Creative Commons 'BY' version 4.0 license
Abstract

DNA in eukaryotic organisms is complexed with histone and non-histone proteins to form chromatin. Gene activities are determined by chromatin states that are either permissive or restrictive to transcription. In the budding yeast Saccharomyces cerevisiae, chromatin states at the cryptic mating loci HML and HMR are mediated by silencer elements and the Sir proteins (Sir1, Sir2, Sir3, and Sir4). The Sir proteins bind unacetylated tails of the histones in chromatin and silence transcriptional activity by sterically hindering transcription factor access to chromatin. The silent state, once established, is transmitted stably through multiple cell divisions, but the factors contributing to the silent state are in constant flux, suggesting that the system can tolerate fluctuations in levels of these factors without functional consequences.

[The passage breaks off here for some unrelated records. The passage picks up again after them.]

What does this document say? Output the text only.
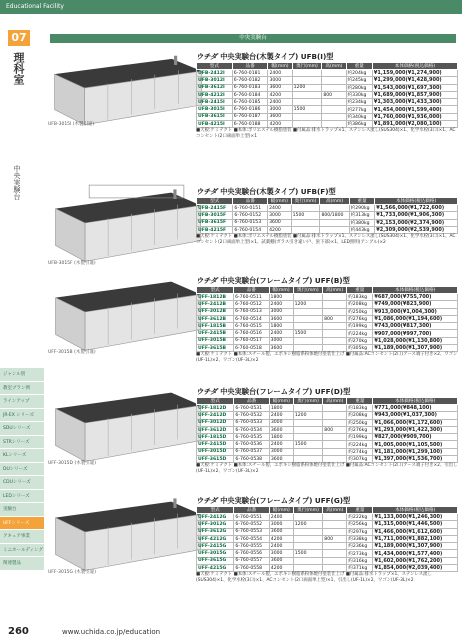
Educational Facility
07
理科室
中央実験台
中央実験台
ジャンル別
教室プラン例
ラインアップ
JR-EX シリーズ
SDUシリーズ
STRシリーズ
KLシリーズ
DUシリーズ
CDUシリーズ
LEDシリーズ
実験台
UFFシリーズ
アキュア事業
ミニホールディング
関連製品
UFB-3015I (木製引違)
ウチダ 中央実験台(木製タイプ) UFB(I)型
型式	品番	幅(mm)	奥行(mm)	高(mm)	重量	本体価格(税込価格)
UFB-2412I	6-760-0181	2400			約204kg	¥1,159,000(¥1,274,900)
UFB-3012I	6-760-0182	3000			約245kg	¥1,299,000(¥1,428,900)
UFB-3612I	6-760-0183	3600	1200		約280kg	¥1,543,000(¥1,697,300)
UFB-4212I	6-760-0184	4200		800	約330kg	¥1,689,000(¥1,857,900)
UFB-2415I	6-760-0185	2400			約234kg	¥1,303,000(¥1,433,300)
UFB-3015I	6-760-0186	3000	1500		約277kg	¥1,454,000(¥1,599,400)
UFB-3615I	6-760-0187	3600			約340kg	¥1,760,000(¥1,936,000)
UFB-4215I	6-760-0188	4200			約386kg	¥1,891,000(¥2,080,100)
■天板:ケミテクト ■本体:ポリエステル樹脂塗装 ■付属品:排水トラップ×1、ステンレス流し(SUS304)×1、化学水栓(3口)×1、ACコンセント(2口両面単上型)×1
UFB-3015F (木製引違)
ウチダ 中央実験台(木製タイプ) UFB(F)型
型式	品番	幅(mm)	奥行(mm)	高(mm)	重量	本体価格(税込価格)
UFB-2415F	6-760-0151	2400			約290kg	¥1,566,000(¥1,722,600)
UFB-3015F	6-760-0152	3000	1500	800/1800	約313kg	¥1,733,000(¥1,906,300)
UFB-3615F	6-760-0153	3600			約380kg	¥2,153,000(¥2,374,900)
UFB-4215F	6-760-0154	4200			約443kg	¥2,309,000(¥2,539,900)
■天板:ケミテクト ■本体:ポリエステル樹脂塗装 ■付属品:排水トラップ×1、ステンレス流し(SUS304)×1、化学水栓(3口)×1、ACコンセント(2口両面単上型)×1、試薬棚(ガラス引き違い戸、蛍下部)×1、LED照明(アングル)×2
UFF-3015B (木製引違)
ウチダ 中央実験台(フレームタイプ) UFF(B)型
型式	品番	幅(mm)	奥行(mm)	高(mm)	重量	本体価格(税込価格)
UFF-1812B	6-760-0511	1800			約183kg	¥687,000(¥755,700)
UFF-2412B	6-760-0512	2400	1200		約208kg	¥749,000(¥823,900)
UFF-3012B	6-760-0513	3000			約250kg	¥913,000(¥1,004,300)
UFF-3612B	6-760-0514	3600		800	約276kg	¥1,086,000(¥1,194,600)
UFF-1815B	6-760-0515	1800			約199kg	¥743,000(¥817,300)
UFF-2415B	6-760-0516	2400	1500		約224kg	¥907,000(¥997,700)
UFF-3015B	6-760-0517	3000			約270kg	¥1,028,000(¥1,130,800)
UFF-3615B	6-760-0518	3600			約305kg	¥1,189,000(¥1,307,900)
■天板:ケミテクト ■本体:スチール製、エポキシ樹脂系粉体焼付塗装仕上げ ■付属品:ACコンセント(2口)アース端子付き×2、ワゴン(UF-1L)×2、ワゴン(UF-3L)×2
UFF-3015D (木製引違)
ウチダ 中央実験台(フレームタイプ) UFF(D)型
型式	品番	幅(mm)	奥行(mm)	高(mm)	重量	本体価格(税込価格)
UFF-1812D	6-760-0531	1800			約183kg	¥771,000(¥848,100)
UFF-2412D	6-760-0532	2400	1200		約208kg	¥943,000(¥1,037,300)
UFF-3012D	6-760-0533	3000			約250kg	¥1,066,000(¥1,172,600)
UFF-3612D	6-760-0534	3600		800	約276kg	¥1,293,000(¥1,422,300)
UFF-1815D	6-760-0535	1800			約199kg	¥827,000(¥909,700)
UFF-2415D	6-760-0536	2400	1500		約224kg	¥1,005,000(¥1,105,500)
UFF-3015D	6-760-0537	3000			約274kg	¥1,181,000(¥1,299,100)
UFF-3615D	6-760-0538	3600			約307kg	¥1,397,000(¥1,536,700)
■天板:ケミテクト ■本体:スチール製、エポキシ樹脂系粉体焼付塗装仕上げ ■付属品:ACコンセント(2口)アース端子付き×2、引出し(UF-1L)×2、ワゴン(UF-3L)×2
UFF-3015G (木製引違)
ウチダ 中央実験台(フレームタイプ) UFF(G)型
型式	品番	幅(mm)	奥行(mm)	高(mm)	重量	本体価格(税込価格)
UFF-2412G	6-760-0551	2400			約222kg	¥1,133,000(¥1,246,300)
UFF-3012G	6-760-0552	3000	1200		約256kg	¥1,315,000(¥1,446,500)
UFF-3612G	6-760-0553	3600			約297kg	¥1,466,000(¥1,612,600)
UFF-4212G	6-760-0554	4200		800	約338kg	¥1,711,000(¥1,882,100)
UFF-2415G	6-760-0555	2400			約236kg	¥1,189,000(¥1,307,900)
UFF-3015G	6-760-0556	3000	1500		約273kg	¥1,434,000(¥1,577,400)
UFF-3615G	6-760-0557	3600			約316kg	¥1,602,000(¥1,762,200)
UFF-4215G	6-760-0558	4200			約371kg	¥1,854,000(¥2,039,400)
■天板:ケミテクト ■本体:スチール製、エポキシ樹脂系粉体焼付塗装仕上げ ■付属品:排水トラップ×1、ステンレス流し(SUS304)×1、化学水栓(3口)×1、ACコンセント(2口両面単上型)×1、引出し(UF-1L)×2、ワゴン(UF-3L)×2
260	www.uchida.co.jp/education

In the first part of this work, we sought to determine the levels of the individual factors necessary for silencing. We developed methods to measure the thresholds of individual proteins and modifications that lead to loss of the silent state. We show that silencing loss is not observed until more than half of the unacetylated histone complement at a silent locus is acetylated. For Sir proteins, our data suggest that silencing can tolerate significant reductions in the levels of Sir2 and Sir3 but cannot tolerate even a twofold reduction in Sir4 levels.

Transcriptional silencing functionally operates on enhancers and promoters of genes. In the second part of this work, we tested the susceptibility of various enhancer and core promoter elements to silencing at HMR using a panel of different enhancers and promoters of differing transcriptional strengths. Our data suggest that silencing of these elements occurs in a probabilistic manner dependent on properties of individual enhancers and core promoters. We find that constitutively active enhancers/promoters escape silencing to a large degree and the silencing machinery is only able to suppress transcription from moderately weak enhancers. However, our data also show that increased Sir1 binding to silencers can counteract the effect of strong enhancers/promoters. Using fluorescent reporters of nascent transcription, we show that the Sir proteins function in silencing by modulating the transcription frequency of enhancers. Altogether, this work suggests a model in which the Sir proteins function by reducing the probability that transcription factors bind to target sites at the enhancers of silenced domains, thereby affecting transcription frequency.